A discriminação aos estrangeiros na Amazonia, como se todos estivessem lá para “roubar” o território, mostra que nós brasileiros, como mistura de povos indígenas, africanos, europeus, temos lidado com a questão dos estrangeiros de formas muito distintas ao longo dos anos e das políticas vigentes em determinadas épocas.

Estrangeiro é a palavra que utilizamos para marcar a diferença e o estranhamento com relação ao outro, seja esta positiva – adoramos aqueles que vem de países mais desenvolvidos e com maior qualidade de vida, ou negativa, aqueles que vem de lugares que consideramos muito pobres e desassistidos.  Tal ideia marca o convívio entre nós e os outros, o conhecido e o desconhecido, o civilizado e não-civilizado, do comum com o exótico.

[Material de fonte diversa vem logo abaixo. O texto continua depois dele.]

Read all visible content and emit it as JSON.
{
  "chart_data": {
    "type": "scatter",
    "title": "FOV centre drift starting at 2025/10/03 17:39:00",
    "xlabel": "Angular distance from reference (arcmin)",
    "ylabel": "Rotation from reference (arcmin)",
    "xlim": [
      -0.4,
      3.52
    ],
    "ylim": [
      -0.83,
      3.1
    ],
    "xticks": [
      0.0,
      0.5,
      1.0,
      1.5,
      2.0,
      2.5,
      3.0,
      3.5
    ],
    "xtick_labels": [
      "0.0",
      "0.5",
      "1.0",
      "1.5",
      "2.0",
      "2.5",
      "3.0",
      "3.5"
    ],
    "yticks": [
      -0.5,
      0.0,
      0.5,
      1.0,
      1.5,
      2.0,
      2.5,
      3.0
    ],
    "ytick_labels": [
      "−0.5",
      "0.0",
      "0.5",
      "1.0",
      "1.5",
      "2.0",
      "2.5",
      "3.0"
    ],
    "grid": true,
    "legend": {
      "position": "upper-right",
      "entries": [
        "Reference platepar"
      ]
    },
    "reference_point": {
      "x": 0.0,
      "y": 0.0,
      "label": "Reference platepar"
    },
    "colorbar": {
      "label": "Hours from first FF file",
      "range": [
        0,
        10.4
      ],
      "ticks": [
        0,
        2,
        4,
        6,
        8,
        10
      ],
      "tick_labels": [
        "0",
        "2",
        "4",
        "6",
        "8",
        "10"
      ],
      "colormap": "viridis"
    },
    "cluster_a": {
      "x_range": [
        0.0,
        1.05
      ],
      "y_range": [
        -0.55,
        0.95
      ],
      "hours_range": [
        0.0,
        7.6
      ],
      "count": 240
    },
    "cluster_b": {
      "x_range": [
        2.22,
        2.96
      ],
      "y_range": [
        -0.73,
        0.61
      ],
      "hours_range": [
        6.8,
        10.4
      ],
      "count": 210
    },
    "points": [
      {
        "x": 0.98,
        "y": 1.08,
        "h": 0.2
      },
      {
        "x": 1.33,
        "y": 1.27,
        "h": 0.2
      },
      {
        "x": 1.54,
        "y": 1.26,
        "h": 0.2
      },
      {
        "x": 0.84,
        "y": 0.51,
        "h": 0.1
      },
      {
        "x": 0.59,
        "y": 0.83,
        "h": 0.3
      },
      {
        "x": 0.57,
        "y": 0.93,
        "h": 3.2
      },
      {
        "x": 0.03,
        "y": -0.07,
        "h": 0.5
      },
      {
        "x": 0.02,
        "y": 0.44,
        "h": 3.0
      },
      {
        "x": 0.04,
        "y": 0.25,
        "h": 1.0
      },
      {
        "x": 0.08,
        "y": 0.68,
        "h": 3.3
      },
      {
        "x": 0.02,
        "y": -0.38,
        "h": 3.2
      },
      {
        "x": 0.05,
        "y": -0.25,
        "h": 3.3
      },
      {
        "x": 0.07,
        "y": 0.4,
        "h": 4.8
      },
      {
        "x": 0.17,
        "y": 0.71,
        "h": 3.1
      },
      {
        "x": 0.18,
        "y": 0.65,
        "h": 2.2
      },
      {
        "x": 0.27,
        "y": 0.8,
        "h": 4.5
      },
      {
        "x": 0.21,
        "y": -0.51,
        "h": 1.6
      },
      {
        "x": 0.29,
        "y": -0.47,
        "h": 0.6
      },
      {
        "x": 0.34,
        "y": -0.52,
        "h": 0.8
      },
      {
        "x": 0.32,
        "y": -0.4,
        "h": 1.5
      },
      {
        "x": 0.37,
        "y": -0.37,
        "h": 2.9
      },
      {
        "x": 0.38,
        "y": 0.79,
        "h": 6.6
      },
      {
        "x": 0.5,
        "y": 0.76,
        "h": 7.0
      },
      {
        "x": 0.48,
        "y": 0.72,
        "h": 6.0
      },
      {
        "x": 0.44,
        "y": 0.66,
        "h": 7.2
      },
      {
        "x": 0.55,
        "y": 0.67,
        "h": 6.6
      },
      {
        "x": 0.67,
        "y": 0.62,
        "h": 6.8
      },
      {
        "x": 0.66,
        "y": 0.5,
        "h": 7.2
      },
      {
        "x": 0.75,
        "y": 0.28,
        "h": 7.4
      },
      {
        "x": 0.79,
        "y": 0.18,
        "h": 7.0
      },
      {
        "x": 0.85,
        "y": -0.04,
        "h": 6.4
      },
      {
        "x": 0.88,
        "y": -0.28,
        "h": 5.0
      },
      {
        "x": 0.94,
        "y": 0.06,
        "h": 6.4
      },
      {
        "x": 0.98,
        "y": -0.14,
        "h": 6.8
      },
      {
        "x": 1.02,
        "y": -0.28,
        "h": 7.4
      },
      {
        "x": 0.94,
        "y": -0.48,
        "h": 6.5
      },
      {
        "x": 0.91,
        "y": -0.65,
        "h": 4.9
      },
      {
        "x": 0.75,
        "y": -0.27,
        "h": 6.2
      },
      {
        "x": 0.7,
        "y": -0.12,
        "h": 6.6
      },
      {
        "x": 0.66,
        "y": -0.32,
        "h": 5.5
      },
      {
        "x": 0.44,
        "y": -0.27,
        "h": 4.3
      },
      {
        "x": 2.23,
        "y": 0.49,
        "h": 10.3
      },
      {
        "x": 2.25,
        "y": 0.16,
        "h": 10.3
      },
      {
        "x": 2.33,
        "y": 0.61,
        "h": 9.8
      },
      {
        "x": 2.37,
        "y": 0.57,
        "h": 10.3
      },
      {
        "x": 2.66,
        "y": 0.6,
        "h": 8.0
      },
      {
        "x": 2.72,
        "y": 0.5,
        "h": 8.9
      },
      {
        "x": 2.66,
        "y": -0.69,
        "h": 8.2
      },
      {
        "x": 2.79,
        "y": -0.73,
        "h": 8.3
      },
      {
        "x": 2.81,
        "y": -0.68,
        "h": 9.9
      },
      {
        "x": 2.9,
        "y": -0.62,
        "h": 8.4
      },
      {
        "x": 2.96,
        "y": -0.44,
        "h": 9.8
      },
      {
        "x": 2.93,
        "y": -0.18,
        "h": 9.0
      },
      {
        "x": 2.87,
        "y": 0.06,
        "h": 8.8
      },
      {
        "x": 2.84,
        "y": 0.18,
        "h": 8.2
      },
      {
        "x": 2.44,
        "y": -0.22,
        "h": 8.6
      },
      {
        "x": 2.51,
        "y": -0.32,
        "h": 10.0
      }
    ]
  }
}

São as culturas que definem as formas como interpretamos os outros como estrangeiros ou não, como pertencentes ou não-pertencentes ao nosso universo, aos nossos códigos de convivência, e historicamente são muitos os períodos de exceção, quando o considerado normal, pode tornar-se anormal. Governos com políticas autoritárias tem por hábito definir aqueles que pertencem e os não-pertencentes, como aconteceu na Alemanha com relação ao povo judeu, que ontem eram iguais, mas hoje precisam ser encaminhados a Auschwitz, ou seja, precisam ser separados, segregados, perseguidos e, porque não? exterminados.

E quando os outros se tornam visitantes incômodos, que censuram nossa forma de tratar nossas riquezas materiais, por exemplo acobertando a destruição das florestas, a retirada os metais do solo com métodos catastróficos, esses estranhos não devem receber visto de entrada; devem limitar-se aos seus próprios destinos, e suas rotas não devem interceptar as nossas.

É importante percebermos que para os desvalidos o visto vai funcionar como a forma de entrada de cada um no mundo dos direitos, e, portanto, no mundo da vida administrada pelas instituições, acesso à escolas, postos de saúde, moradia, e muitos outros.

Cada estrangeiro é uma constelação de muitos fatores, traz sua história, suas formas de relacionar-se comunitariamente, sua moral e religião, e muitas vezes é indecifrável para nosso senso comum. Por isso assusta principalmente aos governos e pessoas mais autoritários, àqueles que se julgam a medida de todas as coisas, pois neste caso o outro se torna a expressão do medo, do incerto, e responsável por todas as instabilidades: sociais, políticas, econômicas, das quais se deve culpar qualquer ser humano pelo qual sentimos apenas indiferença ou ódio.

Invariavelmente, padrões de verdade se associam a padrões de beleza, e definem o restante como feiura, e tudo que for exótico será caricaturado e servirá como forma de politização das diferenças, e assim iniciam as guerras.

Ficam definidas nossas antipatias e simpatias, e passamos a ser regidos pelos humores e dissonâncias da alma, e entrar em contato será como abrir a porta de um novo universo, que poderia nos deslumbrar mas muitas vezes nos apavora.

Toda política xenofóbica, que atualmente adotamos ao lidar com os processos de imigração nas fronteiras, expressa o comportamento refratário a tudo aquilo que se encontra no limbo da indefinição. A pretexto de cumprir a lei, os serviços de imigração passam a assumir caricaturas, perfis previamente definidos, conceitos pré-estabelecidos e podemos até mesmo separar crianças de suas mães ou pais, classificar e etiquetar, deixando-as submetidas ao poder das autoridades, sob custódia das autoridades de imigração.

Estes jovens ficam assim sem processo educativo, à mercê de pessoas indiferentes às suas necessidades afetivas, de saúde, escolares; e passam a não ser o que são, mas aquilo que são tornadas, o que deixará marcas profundas. Apesar de falarem outro idioma, comer outra comida, ter outros hábitos existenciais, são humanas, afinal.

Num planeta humano ninguém deveria ser estrangeiro.

 

Wanda Camargo – educadora e assessora da presidência do Complexo de Ensino Superior do Brasil – UniBrasil.